(609c) Computational Fluid Dynamics (CFD) Modeling of a Laser-Driven Aerosol Reactor

Fundamental understanding of the thermally driven nucleation and growth of silicon nanoparticles is of great importance in the microelectronics and nanotechnology industries. Computational modeling can enable us to understand the details of the particle formation process and to gain valuable insight into the various interconnected mechanisms by which particle size and morphology evolves, as well as to optimize reactor systems to produce particles of controlled size and morphology. The overall goal of the present work is to couple a chemical reaction mechanism for silicon particle nucleation and growth to an aerosol dynamics model to predict particle size and morphology. The temperature and flow fields in which this chemistry and aerosol dynamics occur are the focus of the CFD modeling of our aerosol synthesis reactor presented here. Thus, we present a detailed 3D model of a laser-driven (photothermal) reactor system used in our laboratory to produce nanoparticles of silicon and other materials. This model includes detailed descriptions of the fluid flow, heat and mass transfer, and chemical reactions leading to silane decomposition in the gas phase.
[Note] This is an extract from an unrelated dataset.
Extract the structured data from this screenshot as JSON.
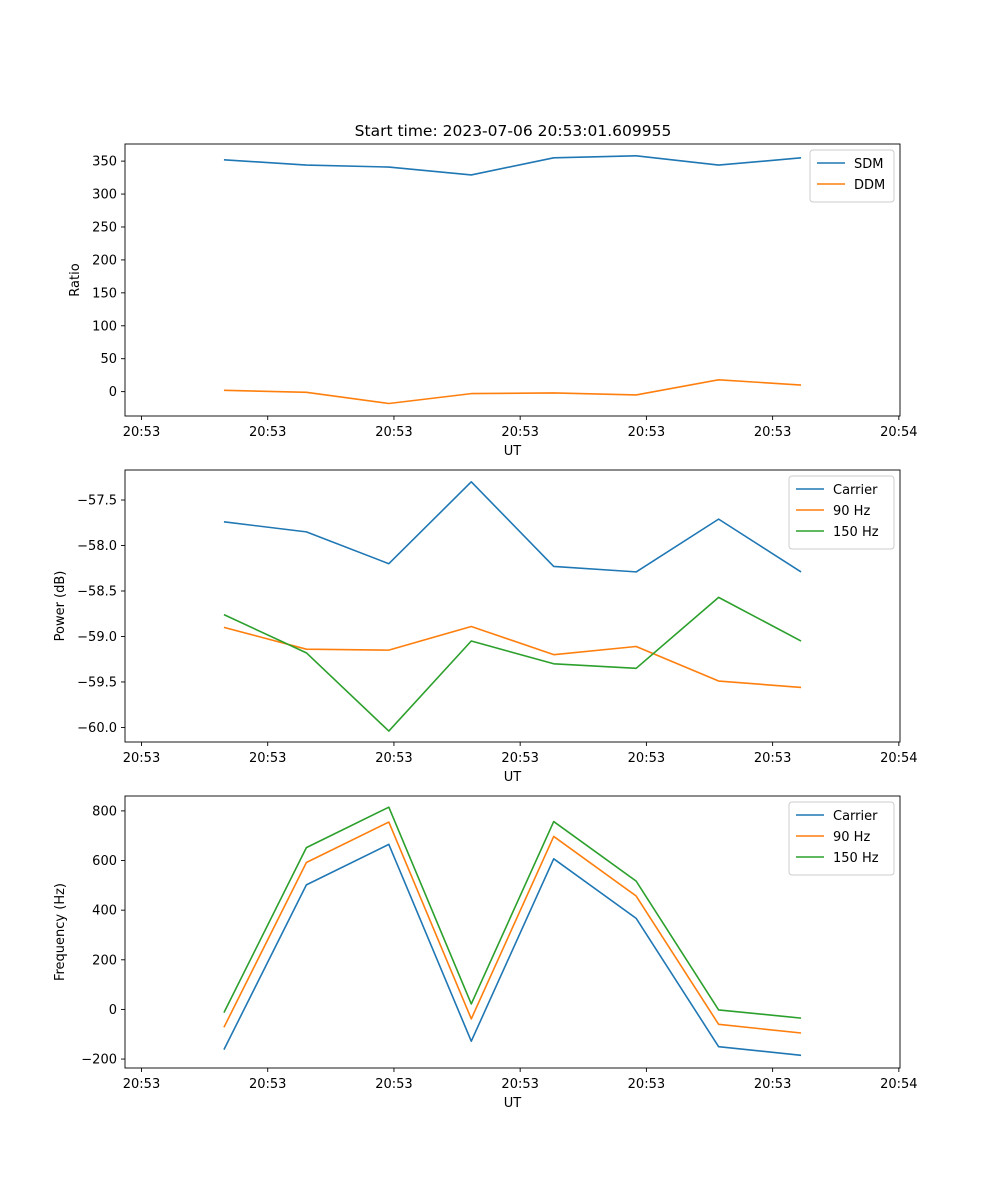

A three-dimensional CFD model was developed using MPSalsa, a finite element reacting flow code developed by Sandia National Laboratories. Preliminary results show that the reaction zone is centered in the middle of the reactor, as observed in our experiments. The overall characteristics of the photothermal reactor system were captured. Velocity contours show no major re-circulations in the reactor system under conditions investigated. These simulations show that there is significant radial diffusion of silane outward from the inlet nozzle, limiting the conversion of the silane to silicon particles. Preliminary results are encouraging and work is underway to obtain more realistic and accurate three-dimensional simulations of the reactor and to use temperature, velocity, and silane concentration profiles from these as the basis for coupled aerosol dynamics and detailed chemical kinetics simulations that cannot be carried out in simulations using the detailed 3-dimensional geometry of the reactor system.